Thanks for your help.
Two inches won’t make anyone happy…
Typically we either cut out the stucco and lay new flashing against the house, then have a stucco guy come in and fill the cuts with new stucco. The bad thing about this is that the new stucco tends to form a hair-line crack along the existing stucco, allowing water entry.
Or…(our preferred method) is to lay the new step flashings up the existing stucco wall and then come down with aprox. a 4" counter-flashing that is cut into the stucco and dropped down covering the step flashings. We use all copper. Although this method can be unsightly it is the best for keeping you dry. Keep in mind the copper can be painted to match the house.
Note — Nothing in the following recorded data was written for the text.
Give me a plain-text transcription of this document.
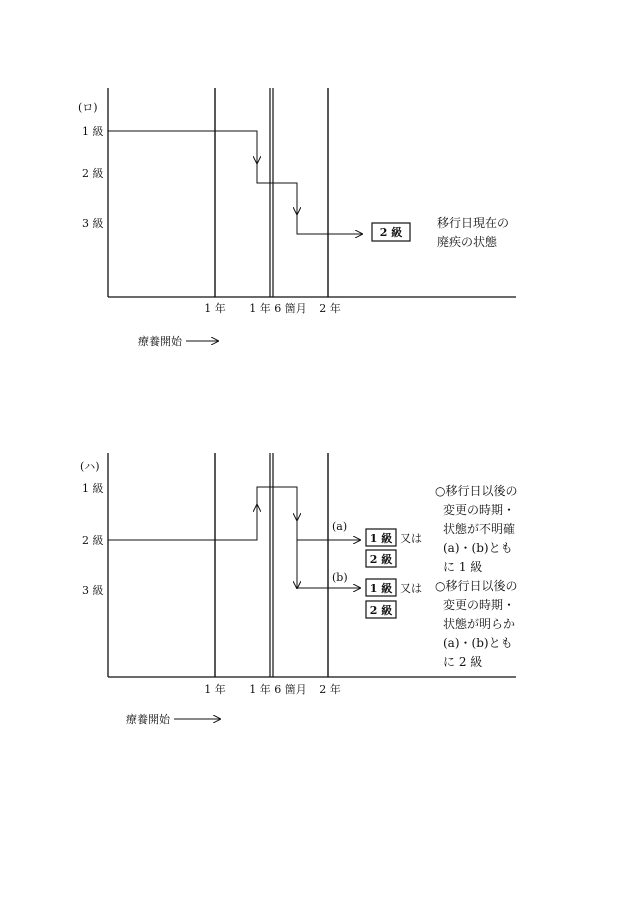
(ロ)
1 級
2 級
3 級
2 級
移行日現在の
廃疾の状態
1 年 1 年 6 箇月 2 年
療養開始
(ハ)
1 級
2 級
3 級
(a)
(b)
1 級 又は
2 級
1 級 又は
2 級
○移行日以後の
変更の時期・
状態が不明確
(a)・(b)とも
に 1 級
○移行日以後の
変更の時期・
状態が明らか
(a)・(b)とも
に 2 級
1 年 1 年 6 箇月 2 年
療養開始
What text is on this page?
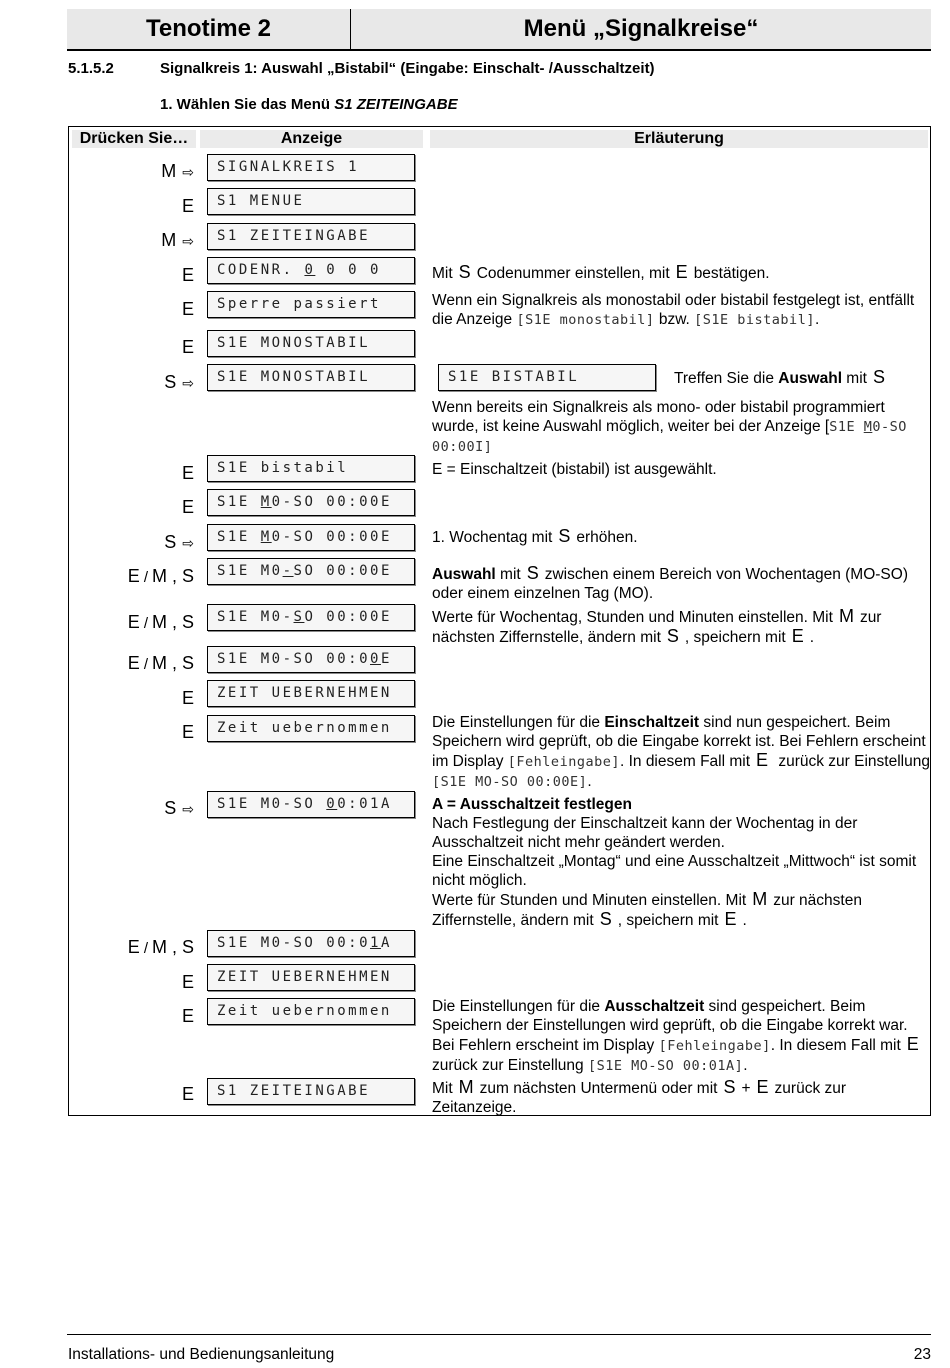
Tenotime 2	Menü „Signalkreise“
5.1.5.2	Signalkreis 1: Auswahl „Bistabil“ (Eingabe: Einschalt- /Ausschaltzeit)
1. Wählen Sie das Menü S1 ZEITEINGABE
Drücken Sie…	Anzeige	Erläuterung
M ⇨	SIGNALKREIS 1
E	S1 MENUE
M ⇨	S1 ZEITEINGABE
E	CODENR. 0 0 0 0	Mit S Codenummer einstellen, mit E bestätigen.
E	Sperre passiert	Wenn ein Signalkreis als monostabil oder bistabil festgelegt ist, entfällt die Anzeige [S1E monostabil] bzw. [S1E bistabil].
E	S1E MONOSTABIL
S ⇨	S1E MONOSTABIL	S1E BISTABIL	Treffen Sie die Auswahl mit S
Wenn bereits ein Signalkreis als mono- oder bistabil programmiert wurde, ist keine Auswahl möglich, weiter bei der Anzeige [S1E M0-SO 00:00I]
E	S1E bistabil	E = Einschaltzeit (bistabil) ist ausgewählt.
E	S1E M0-SO 00:00E
S ⇨	S1E M0-SO 00:00E	1. Wochentag mit S erhöhen.
E / M , S	S1E M0-SO 00:00E	Auswahl mit S zwischen einem Bereich von Wochentagen (MO-SO) oder einem einzelnen Tag (MO).
E / M , S	S1E M0-SO 00:00E	Werte für Wochentag, Stunden und Minuten einstellen. Mit M zur nächsten Ziffernstelle, ändern mit S , speichern mit E .
E / M , S	S1E M0-SO 00:00E
E	ZEIT UEBERNEHMEN
E	Zeit uebernommen	Die Einstellungen für die Einschaltzeit sind nun gespeichert. Beim Speichern wird geprüft, ob die Eingabe korrekt ist. Bei Fehlern erscheint im Display [Fehleingabe]. In diesem Fall mit E zurück zur Einstellung [S1E MO-SO 00:00E].
S ⇨	S1E M0-SO 00:01A	A = Ausschaltzeit festlegen
Nach Festlegung der Einschaltzeit kann der Wochentag in der Ausschaltzeit nicht mehr geändert werden.
Eine Einschaltzeit „Montag“ und eine Ausschaltzeit „Mittwoch“ ist somit nicht möglich.
Werte für Stunden und Minuten einstellen. Mit M zur nächsten Ziffernstelle, ändern mit S , speichern mit E .
E / M , S	S1E M0-SO 00:01A
E	ZEIT UEBERNEHMEN
E	Zeit uebernommen	Die Einstellungen für die Ausschaltzeit sind gespeichert. Beim Speichern der Einstellungen wird geprüft, ob die Eingabe korrekt war. Bei Fehlern erscheint im Display [Fehleingabe]. In diesem Fall mit E zurück zur Einstellung [S1E MO-SO 00:01A].
E	S1 ZEITEINGABE	Mit M zum nächsten Untermenü oder mit S + E zurück zur Zeitanzeige.
Installations- und Bedienungsanleitung	23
Grace Ice & Watershield over the old step flashing & then install the new step flashing “over” the Grace I&W Shield & old step. Then bury it all in stucco. You never said what kind of roof system? Metal? Shingle? Tile?
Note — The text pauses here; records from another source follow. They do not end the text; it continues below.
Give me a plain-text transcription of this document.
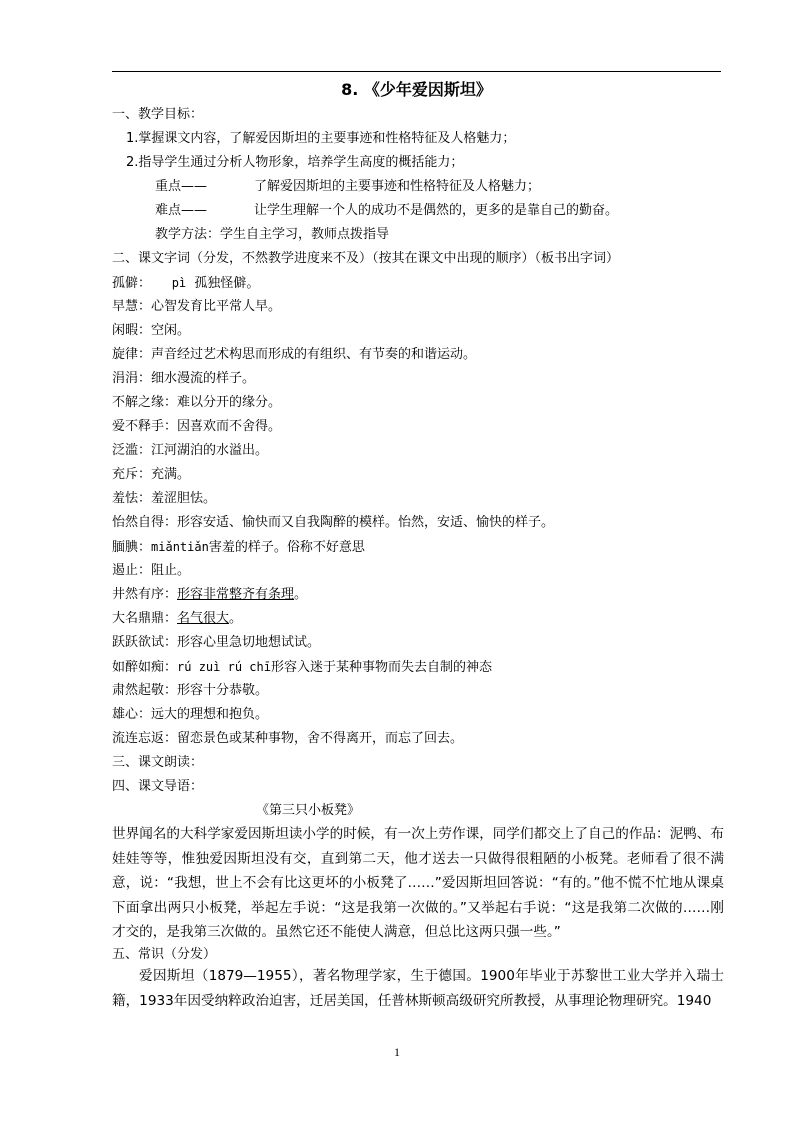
8. 《少年爱因斯坦》
一、教学目标：
1.掌握课文内容，了解爱因斯坦的主要事迹和性格特征及人格魅力；
2.指导学生通过分析人物形象，培养学生高度的概括能力；
重点——	了解爱因斯坦的主要事迹和性格特征及人格魅力；
难点——	让学生理解一个人的成功不是偶然的，更多的是靠自己的勤奋。
教学方法：学生自主学习，教师点拨指导
二、课文字词（分发，不然教学进度来不及）（按其在课文中出现的顺序）（板书出字词）
孤僻： pì 孤独怪僻。
早慧：心智发育比平常人早。
闲暇：空闲。
旋律：声音经过艺术构思而形成的有组织、有节奏的和谐运动。
涓涓：细水漫流的样子。
不解之缘：难以分开的缘分。
爱不释手：因喜欢而不舍得。
泛滥：江河湖泊的水溢出。
充斥：充满。
羞怯：羞涩胆怯。
怡然自得：形容安适、愉快而又自我陶醉的模样。怡然，安适、愉快的样子。
腼腆：miǎntiǎn害羞的样子。俗称不好意思
遏止：阻止。
井然有序：形容非常整齐有条理。
大名鼎鼎：名气很大。
跃跃欲试：形容心里急切地想试试。
如醉如痴：rú zuì rú chī形容入迷于某种事物而失去自制的神态
肃然起敬：形容十分恭敬。
雄心：远大的理想和抱负。
流连忘返：留恋景色或某种事物，舍不得离开，而忘了回去。
三、课文朗读：
四、课文导语：
《第三只小板凳》
世界闻名的大科学家爱因斯坦读小学的时候，有一次上劳作课，同学们都交上了自己的作品：泥鸭、布娃娃等等，惟独爱因斯坦没有交，直到第二天，他才送去一只做得很粗陋的小板凳。老师看了很不满意，说：“我想，世上不会有比这更坏的小板凳了……”爱因斯坦回答说：“有的。”他不慌不忙地从课桌下面拿出两只小板凳，举起左手说：“这是我第一次做的。”又举起右手说：“这是我第二次做的……刚才交的，是我第三次做的。虽然它还不能使人满意，但总比这两只强一些。”
五、常识（分发）
爱因斯坦（1879—1955），著名物理学家，生于德国。1900年毕业于苏黎世工业大学并入瑞士籍，1933年因受纳粹政治迫害，迁居美国，任普林斯顿高级研究所教授，从事理论物理研究。1940
1
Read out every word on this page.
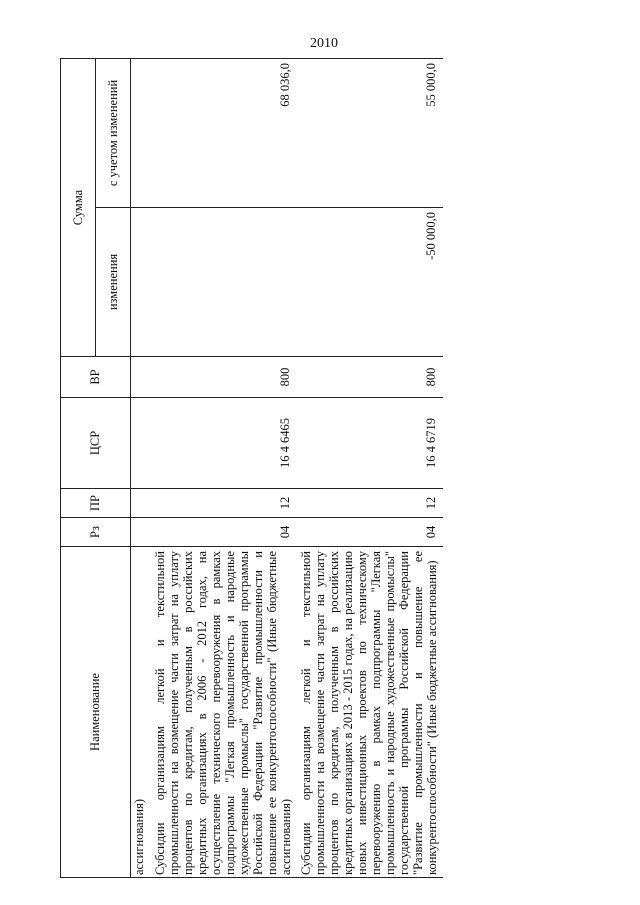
2010
Наименование	Рз	ПР	ЦСР	ВР	Сумма	
					изменения	с учетом изменений
ассигнования)						
Субсидии организациям легкой и текстильной промышленности на возмещение части затрат на уплату процентов по кредитам, полученным в российских кредитных организациях в 2006 - 2012 годах, на осуществление технического перевооружения в рамках подпрограммы "Легкая промышленность и народные художественные промыслы" государственной программы Российской Федерации "Развитие промышленности и повышение ее конкурентоспособности" (Иные бюджетные ассигнования)	04	12	16 4 6465	800		68 036,0
Субсидии организациям легкой и текстильной промышленности на возмещение части затрат на уплату процентов по кредитам, полученным в российских кредитных организациях в 2013 - 2015 годах, на реализацию новых инвестиционных проектов по техническому перевооружению в рамках подпрограммы "Легкая промышленность и народные художественные промыслы" государственной программы Российской Федерации "Развитие промышленности и повышение ее конкурентоспособности" (Иные бюджетные ассигнования)	04	12	16 4 6719	800	-50 000,0	55 000,0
If you can get the step flashing between the wall of the house and the existing stucco and up 2 inches without damaging the stucco that would be effective and look nice.
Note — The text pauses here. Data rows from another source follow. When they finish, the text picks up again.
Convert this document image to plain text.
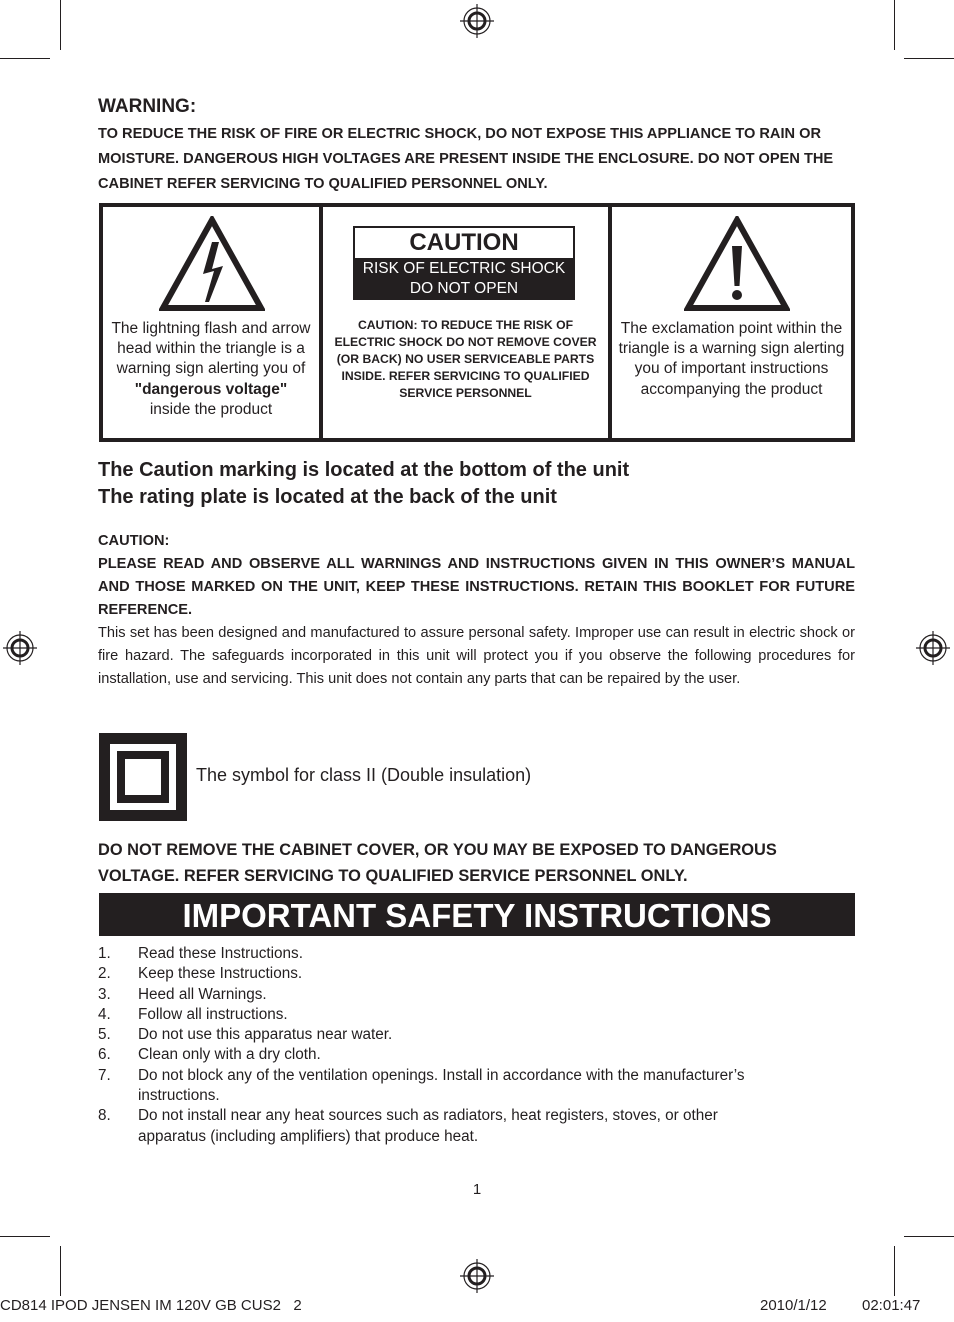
WARNING:
TO REDUCE THE RISK OF FIRE OR ELECTRIC SHOCK, DO NOT EXPOSE THIS APPLIANCE TO RAIN OR MOISTURE. DANGEROUS HIGH VOLTAGES ARE PRESENT INSIDE THE ENCLOSURE. DO NOT OPEN THE CABINET REFER SERVICING TO QUALIFIED PERSONNEL ONLY.
The lightning flash and arrow head within the triangle is a warning sign alerting you of
"dangerous voltage"
inside the product
CAUTION
RISK OF ELECTRIC SHOCK
DO NOT OPEN
CAUTION: TO REDUCE THE RISK OF ELECTRIC SHOCK DO NOT REMOVE COVER (OR BACK) NO USER SERVICEABLE PARTS INSIDE. REFER SERVICING TO QUALIFIED SERVICE PERSONNEL
The exclamation point within the triangle is a warning sign alerting you of important instructions accompanying the product
The Caution marking is located at the bottom of the unit
The rating plate is located at the back of the unit
CAUTION:
PLEASE READ AND OBSERVE ALL WARNINGS AND INSTRUCTIONS GIVEN IN THIS OWNER’S MANUAL AND THOSE MARKED ON THE UNIT, KEEP THESE INSTRUCTIONS. RETAIN THIS BOOKLET FOR FUTURE REFERENCE.
This set has been designed and manufactured to assure personal safety. Improper use can result in electric shock or fire hazard. The safeguards incorporated in this unit will protect you if you observe the following procedures for installation, use and servicing. This unit does not contain any parts that can be repaired by the user.
The symbol for class II (Double insulation)
DO NOT REMOVE THE CABINET COVER, OR YOU MAY BE EXPOSED TO DANGEROUS VOLTAGE. REFER SERVICING TO QUALIFIED SERVICE PERSONNEL ONLY.
IMPORTANT SAFETY INSTRUCTIONS
1. Read these Instructions.
2. Keep these Instructions.
3. Heed all Warnings.
4. Follow all instructions.
5. Do not use this apparatus near water.
6. Clean only with a dry cloth.
7. Do not block any of the ventilation openings. Install in accordance with the manufacturer’s instructions.
8. Do not install near any heat sources such as radiators, heat registers, stoves, or other apparatus (including amplifiers) that produce heat.
1
CD814 IPOD JENSEN IM 120V GB CUS2   2	2010/1/12 02:01:47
If he can get the new flashing 2 inches up the wall that should be fine. However, I don’t see that being an easy job. Worth a shot though. I agree with Tar Monkey that the best way is counter flashing painted to match the house. I don’t think it looks unsightly at all, as long as its not made overly tall. I have had bad luck in the past trying to patch new stucco with old stucco.
I’m not sure how much rain fall you get or how heavy your snow accumulation is there but here, in Ottawa, Ontario, Canada, I would be nervous to install a 2" step flashing. Generally step flashing is **at least **3.5", 1.5" may not seem like a lot but that is nearly double the size, which means double the protection. The risk involved also depends on the pitch of your home, if your roof is very steep there is little to no chance of water backing up from heavy rain fall or ice damming occurring so your probably safe, but if your roof is low sloped I would be very weary of going forward with the method your considering. Really the best way to approach this would just be to do it properly and remove the Stucco or counter-flashing over-top to Guarantee a proper seal, there’s always going to be possible issues when your installing something where you can’t see everything. Your roof is your largest asset and investment why take risks, deal with it and do it right now and avoid yourself the headaches and possible interior damages later.
That being said however, if your adamant about going ahead with this method, I would make sure that high quality ice and water shield, preferably Gaf Storm Guard or Grace be ran up the wall as far as possible, and not just flat on the roof surface. Also, the old flashing must be as flat as possible, nailed down and free of any shingle granuals to make sure the ice and water seals tightly.